Maar oosterse zwaarden waren over het algemeen in de meeste gevallen lichter dan Europese en hadden een andere vorm van de bewaker. Voor u staat een Chinees zwaard uit de 17e eeuw. Lengte 92,1 cm Gewicht 751,3 g (Metropolitan Museum of Art, New York)
Trouwens, het record voor grootte behoort tot de ceremoniële zwaarden van de bewakers van Prins Edward van Wales, toen hij nog de graaf van Chester was (1475-1483). De lengte van deze monsters bereikte 2,26 meter. Onnodig te zeggen dat ze absoluut geen praktische betekenis hadden.
Dolken waren een serieuze toevoeging aan het zwaard van de ridder. In Italië was basilard bijvoorbeeld populair - een dolk met een H-vormig handvat.
Basilard 1540 Lengte 31,8 cm Gewicht 147,4 g (Metropolitan Museum of Art, New York)

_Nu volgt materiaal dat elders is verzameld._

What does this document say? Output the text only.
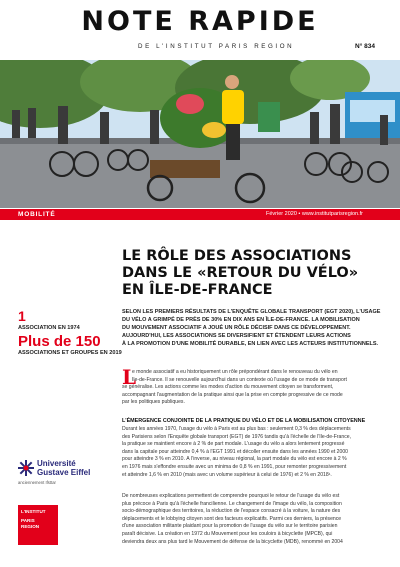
NOTE RAPIDE
DE L'INSTITUT PARIS REGION	N° 834
MOBILITÉ	Février 2020 • www.institutparisregion.fr
LE RÔLE DES ASSOCIATIONS
DANS LE «RETOUR DU VÉLO»
EN ÎLE-DE-FRANCE
1
ASSOCIATION EN 1974
Plus de 150
ASSOCIATIONS ET GROUPES EN 2019
SELON LES PREMIERS RÉSULTATS DE L'ENQUÊTE GLOBALE TRANSPORT (EGT 2020), L'USAGE
DU VÉLO A GRIMPÉ DE PRÈS DE 30% EN DIX ANS EN ÎLE-DE-FRANCE. LA MOBILISATION
DU MOUVEMENT ASSOCIATIF A JOUÉ UN RÔLE DÉCISIF DANS CE DÉVELOPPEMENT.
AUJOURD'HUI, LES ASSOCIATIONS SE DIVERSIFIENT ET ÉTENDENT LEURS ACTIONS
À LA PROMOTION D'UNE MOBILITÉ DURABLE, EN LIEN AVEC LES ACTEURS INSTITUTIONNELS.
L
e monde associatif a eu historiquement un rôle prépondérant dans le renouveau du vélo en
Île-de-France. Il se renouvelle aujourd'hui dans un contexte où l'usage de ce mode de transport
se généralise. Les actions comme les modes d'action du mouvement citoyen se transforment,
accompagnant l'augmentation de la pratique ainsi que la prise en compte progressive de ce mode
par les politiques publiques.
L'ÉMERGENCE CONJOINTE DE LA PRATIQUE DU VÉLO ET DE LA MOBILISATION CITOYENNE
Durant les années 1970, l'usage du vélo à Paris est au plus bas : seulement 0,3 % des déplacements
des Parisiens selon l'Enquête globale transport (EGT) de 1976 tandis qu'à l'échelle de l'Île-de-France,
la pratique se maintient encore à 2 % de part modale. L'usage du vélo a alors lentement progressé
dans la capitale pour atteindre 0,4 % à l'EGT 1991 et décoller ensuite dans les années 1990 et 2000
pour atteindre 3 % en 2010. À l'inverse, au niveau régional, la part modale du vélo est encore à 2 %
en 1976 mais s'effondre ensuite avec un minima de 0,8 % en 1991, pour remonter progressivement
et atteindre 1,6 % en 2010 (mais avec un volume supérieur à celui de 1976) et 2 % en 2018¹.
De nombreuses explications permettent de comprendre pourquoi le retour de l'usage du vélo est
plus précoce à Paris qu'à l'échelle francilienne. Le changement de l'image du vélo, la composition
socio-démographique des territoires, la réduction de l'espace consacré à la voiture, la nature des
déplacements et le lobbying citoyen sont des facteurs explicatifs. Parmi ces derniers, la présence
d'une association militante plaidant pour la promotion de l'usage du vélo sur le territoire parisien
paraît décisive. La création en 1972 du Mouvement pour les couloirs à bicyclette (MPCB), qui
deviendra deux ans plus tard le Mouvement de défense de la bicyclette (MDB), renommé en 2004
Université
Gustave Eiffel
anciennement Ifsttar
L'INSTITUT
PARIS
REGION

Een dolk met een gefacetteerd lemmet en een karakteristieke vorm van het handvat met uitstulpingen op de plaats van het dradenkruis werd de os of "nierdolk" genoemd.
Bullock 1450-1500 Lengte 35,7 cm Gewicht 190 g (Metropolitan Museum of Art, New York)
Rondel had een handvat met twee schijven, vandaar de naam.
Rondel XIV eeuw Engeland. Lengte 33 cm Gewicht 198,4 g (Metropolitan Museum of Art, New York)
De Cinquedea was echter geen ridderdolk - het was een wapen van de Italiaanse stedelingen van de Renaissance.
Cinquedea 1500 g Lengte 30,3 cm Gewicht 200 g (Metropolitan Museum of Art, New York)
Meer details over al deze dolken zullen echter in het volgende artikel worden beschreven.